Police forced to drop charges as initiates tell parents they want to become men

- Suprise Mazibila Mpumalanga Correspond­ent mazibilas@sowetan.co.za

ELEVEN Gauteng youths who were reportedly “kidnapped” and enrolled at an initiation school in Mpumalanga have left their parents and police baffled after they refused to go home.

In what is likely to create a headache for law-enforcemen­t institutio­ns, Gauteng police have had to provisiona­lly drop a case of kidnapping against three suspects who were arrested when the boys ’ parents reported them to the police for “kidnapping ” their children.

The parents told the police that their children, aged between 13 and 16, were kidnapped in Daveyton on the East Rand and taken to an initiation school in Dennilton.

Police spokesman Major Mack Mngomezulu told Sowetan that the parents opened the case over the weekend and were driven to the initiation school, only to be defied by their children on arrival.

“After making their statements, the police drove with the parents to the place in Dennilton where they were accompanie­d by [more] local police to the mountains.
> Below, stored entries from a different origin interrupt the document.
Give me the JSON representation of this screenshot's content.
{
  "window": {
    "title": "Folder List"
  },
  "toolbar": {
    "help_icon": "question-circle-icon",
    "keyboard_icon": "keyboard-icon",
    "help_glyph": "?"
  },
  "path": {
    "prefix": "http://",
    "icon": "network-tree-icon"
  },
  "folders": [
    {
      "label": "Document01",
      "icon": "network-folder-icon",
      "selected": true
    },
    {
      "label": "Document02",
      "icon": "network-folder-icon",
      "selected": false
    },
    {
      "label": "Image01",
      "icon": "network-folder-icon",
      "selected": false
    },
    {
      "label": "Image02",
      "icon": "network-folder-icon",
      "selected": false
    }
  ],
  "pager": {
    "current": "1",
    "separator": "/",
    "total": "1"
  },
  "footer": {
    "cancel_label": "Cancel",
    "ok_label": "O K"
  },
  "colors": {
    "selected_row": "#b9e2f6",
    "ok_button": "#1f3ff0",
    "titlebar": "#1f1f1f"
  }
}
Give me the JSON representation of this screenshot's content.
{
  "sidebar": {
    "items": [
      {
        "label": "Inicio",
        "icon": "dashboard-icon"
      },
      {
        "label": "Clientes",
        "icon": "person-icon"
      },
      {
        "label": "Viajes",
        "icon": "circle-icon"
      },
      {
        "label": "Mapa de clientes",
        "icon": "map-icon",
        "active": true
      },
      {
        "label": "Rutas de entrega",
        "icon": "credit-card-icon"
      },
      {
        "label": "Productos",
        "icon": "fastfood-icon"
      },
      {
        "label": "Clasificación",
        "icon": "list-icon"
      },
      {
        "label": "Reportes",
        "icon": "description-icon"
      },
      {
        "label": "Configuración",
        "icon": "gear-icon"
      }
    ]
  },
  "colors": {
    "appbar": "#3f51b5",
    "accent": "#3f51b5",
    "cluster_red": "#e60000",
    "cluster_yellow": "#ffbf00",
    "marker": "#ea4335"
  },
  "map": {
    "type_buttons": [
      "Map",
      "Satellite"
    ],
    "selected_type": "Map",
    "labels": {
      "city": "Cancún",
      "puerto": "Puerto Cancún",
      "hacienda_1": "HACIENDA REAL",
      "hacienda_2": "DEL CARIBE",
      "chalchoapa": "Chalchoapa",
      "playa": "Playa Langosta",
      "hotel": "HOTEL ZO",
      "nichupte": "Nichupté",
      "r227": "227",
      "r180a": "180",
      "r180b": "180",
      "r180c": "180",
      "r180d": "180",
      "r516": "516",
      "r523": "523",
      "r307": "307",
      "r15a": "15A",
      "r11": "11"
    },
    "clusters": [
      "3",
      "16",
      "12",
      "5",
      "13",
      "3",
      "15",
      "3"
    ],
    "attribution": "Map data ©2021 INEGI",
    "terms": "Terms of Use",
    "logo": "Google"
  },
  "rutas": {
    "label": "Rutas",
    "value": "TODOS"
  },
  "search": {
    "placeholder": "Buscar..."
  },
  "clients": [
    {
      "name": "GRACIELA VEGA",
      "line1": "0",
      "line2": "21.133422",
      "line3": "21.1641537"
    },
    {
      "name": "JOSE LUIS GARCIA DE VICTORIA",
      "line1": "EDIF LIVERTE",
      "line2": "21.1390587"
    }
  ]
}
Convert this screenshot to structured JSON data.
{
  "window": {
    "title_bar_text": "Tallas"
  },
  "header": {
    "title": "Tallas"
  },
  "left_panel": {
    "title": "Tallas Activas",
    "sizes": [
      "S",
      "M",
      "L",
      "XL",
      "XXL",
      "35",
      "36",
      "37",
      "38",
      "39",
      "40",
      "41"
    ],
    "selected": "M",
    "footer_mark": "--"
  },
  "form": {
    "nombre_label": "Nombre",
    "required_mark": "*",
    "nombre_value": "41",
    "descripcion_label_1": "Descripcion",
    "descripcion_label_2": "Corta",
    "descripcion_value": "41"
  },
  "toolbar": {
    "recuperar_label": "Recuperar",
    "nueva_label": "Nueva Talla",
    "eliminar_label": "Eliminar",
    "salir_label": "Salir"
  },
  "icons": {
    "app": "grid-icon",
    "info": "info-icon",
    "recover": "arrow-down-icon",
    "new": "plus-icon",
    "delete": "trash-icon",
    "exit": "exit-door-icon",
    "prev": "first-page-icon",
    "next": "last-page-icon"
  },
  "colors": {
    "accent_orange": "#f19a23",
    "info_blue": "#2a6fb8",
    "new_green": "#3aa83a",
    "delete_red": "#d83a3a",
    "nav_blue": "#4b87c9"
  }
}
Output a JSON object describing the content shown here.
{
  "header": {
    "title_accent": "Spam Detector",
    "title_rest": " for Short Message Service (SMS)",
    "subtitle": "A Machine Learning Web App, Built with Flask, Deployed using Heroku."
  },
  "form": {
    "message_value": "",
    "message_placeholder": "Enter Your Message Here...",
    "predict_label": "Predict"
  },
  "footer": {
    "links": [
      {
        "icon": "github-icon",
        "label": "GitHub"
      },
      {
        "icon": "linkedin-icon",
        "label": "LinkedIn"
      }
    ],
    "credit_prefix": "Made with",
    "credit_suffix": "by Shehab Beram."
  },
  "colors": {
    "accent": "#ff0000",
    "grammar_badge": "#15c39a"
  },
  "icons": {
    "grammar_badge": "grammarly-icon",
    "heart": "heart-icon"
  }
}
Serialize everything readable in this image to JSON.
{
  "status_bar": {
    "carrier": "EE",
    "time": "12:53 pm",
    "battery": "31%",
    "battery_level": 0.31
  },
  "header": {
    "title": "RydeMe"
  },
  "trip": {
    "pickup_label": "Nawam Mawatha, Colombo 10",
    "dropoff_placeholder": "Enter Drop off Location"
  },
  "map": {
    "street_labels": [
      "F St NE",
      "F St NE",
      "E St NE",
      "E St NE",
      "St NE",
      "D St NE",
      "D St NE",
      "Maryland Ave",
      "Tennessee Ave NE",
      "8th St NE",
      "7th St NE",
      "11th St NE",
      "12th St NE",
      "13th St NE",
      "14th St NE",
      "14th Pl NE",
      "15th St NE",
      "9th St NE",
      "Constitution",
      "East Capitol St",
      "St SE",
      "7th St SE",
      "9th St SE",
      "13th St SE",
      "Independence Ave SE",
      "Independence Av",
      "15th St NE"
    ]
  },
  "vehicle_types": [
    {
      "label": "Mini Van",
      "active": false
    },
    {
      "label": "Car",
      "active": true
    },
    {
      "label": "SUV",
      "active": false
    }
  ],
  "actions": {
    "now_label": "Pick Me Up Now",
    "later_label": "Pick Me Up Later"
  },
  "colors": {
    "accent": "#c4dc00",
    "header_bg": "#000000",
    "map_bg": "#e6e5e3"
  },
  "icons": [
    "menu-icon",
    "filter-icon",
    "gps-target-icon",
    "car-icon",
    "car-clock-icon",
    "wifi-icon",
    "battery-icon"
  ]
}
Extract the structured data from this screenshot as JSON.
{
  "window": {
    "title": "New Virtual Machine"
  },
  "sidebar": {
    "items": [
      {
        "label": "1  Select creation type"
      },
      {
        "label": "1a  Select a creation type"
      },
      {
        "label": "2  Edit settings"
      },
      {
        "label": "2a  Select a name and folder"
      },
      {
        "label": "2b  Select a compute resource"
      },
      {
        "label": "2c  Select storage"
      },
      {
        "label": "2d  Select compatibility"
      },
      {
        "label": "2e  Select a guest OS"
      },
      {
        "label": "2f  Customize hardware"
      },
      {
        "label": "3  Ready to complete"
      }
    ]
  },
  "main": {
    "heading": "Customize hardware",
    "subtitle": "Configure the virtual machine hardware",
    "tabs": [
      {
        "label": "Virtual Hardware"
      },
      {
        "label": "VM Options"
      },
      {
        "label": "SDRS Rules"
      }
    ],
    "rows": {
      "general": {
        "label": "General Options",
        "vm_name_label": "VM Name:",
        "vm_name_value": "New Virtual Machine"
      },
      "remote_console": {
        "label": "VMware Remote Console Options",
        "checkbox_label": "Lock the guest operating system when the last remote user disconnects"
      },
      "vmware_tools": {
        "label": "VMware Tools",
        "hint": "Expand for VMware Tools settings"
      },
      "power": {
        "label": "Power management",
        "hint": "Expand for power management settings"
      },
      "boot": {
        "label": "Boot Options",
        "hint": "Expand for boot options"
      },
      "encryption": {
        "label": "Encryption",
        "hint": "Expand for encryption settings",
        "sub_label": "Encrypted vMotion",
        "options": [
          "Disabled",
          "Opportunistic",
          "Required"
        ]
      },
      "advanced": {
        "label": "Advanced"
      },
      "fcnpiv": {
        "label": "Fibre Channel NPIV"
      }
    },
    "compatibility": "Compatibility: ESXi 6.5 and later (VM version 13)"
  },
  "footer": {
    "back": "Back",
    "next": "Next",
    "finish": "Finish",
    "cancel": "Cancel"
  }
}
The boys, as well as the three people who had brought them there, were identified,” Mngomezulu said.

“Those three people were then arrested. And then a question was posed to find out how the boys arrived at the initiation school. The boys told the police that their journey to the initiation school was not forceful, they said ‘ we came here because want to be men ’.

“The parents complained that the boys went to the initiation school without their consent, but the boys insisted that they were not compelled and that their being there was voluntary,” Mngomezulu said.

He said police were left with no choice but to arrest and detain the three suspects because a case of kidnapping was already opened.

“They were taken to court but the court said because there were no statements from the boys ... ‘ we cannot place this docket on the roll ’. The case was temporaril­y withdrawn and will be placed back on the roll only if statements from these boys are obtained.”

He added that the local chief said the school was legal and that there was nothing he could do if the boys were refusing to go home.

Meanwhile, the Mpumalanga House of Traditiona­l Leaders said, as custodians of initiation schools in the province, it was concerned by the developmen­ts.

Chairman of the house Chief Lameck Mokoena said a task team had been dispatched to the KwaMhlanga area to determine whether the initiation schools there were operating legally. “We are told that someone who claims to be royalty is giving people bogus permits to operate initiation schools in that area,” Mokoena said.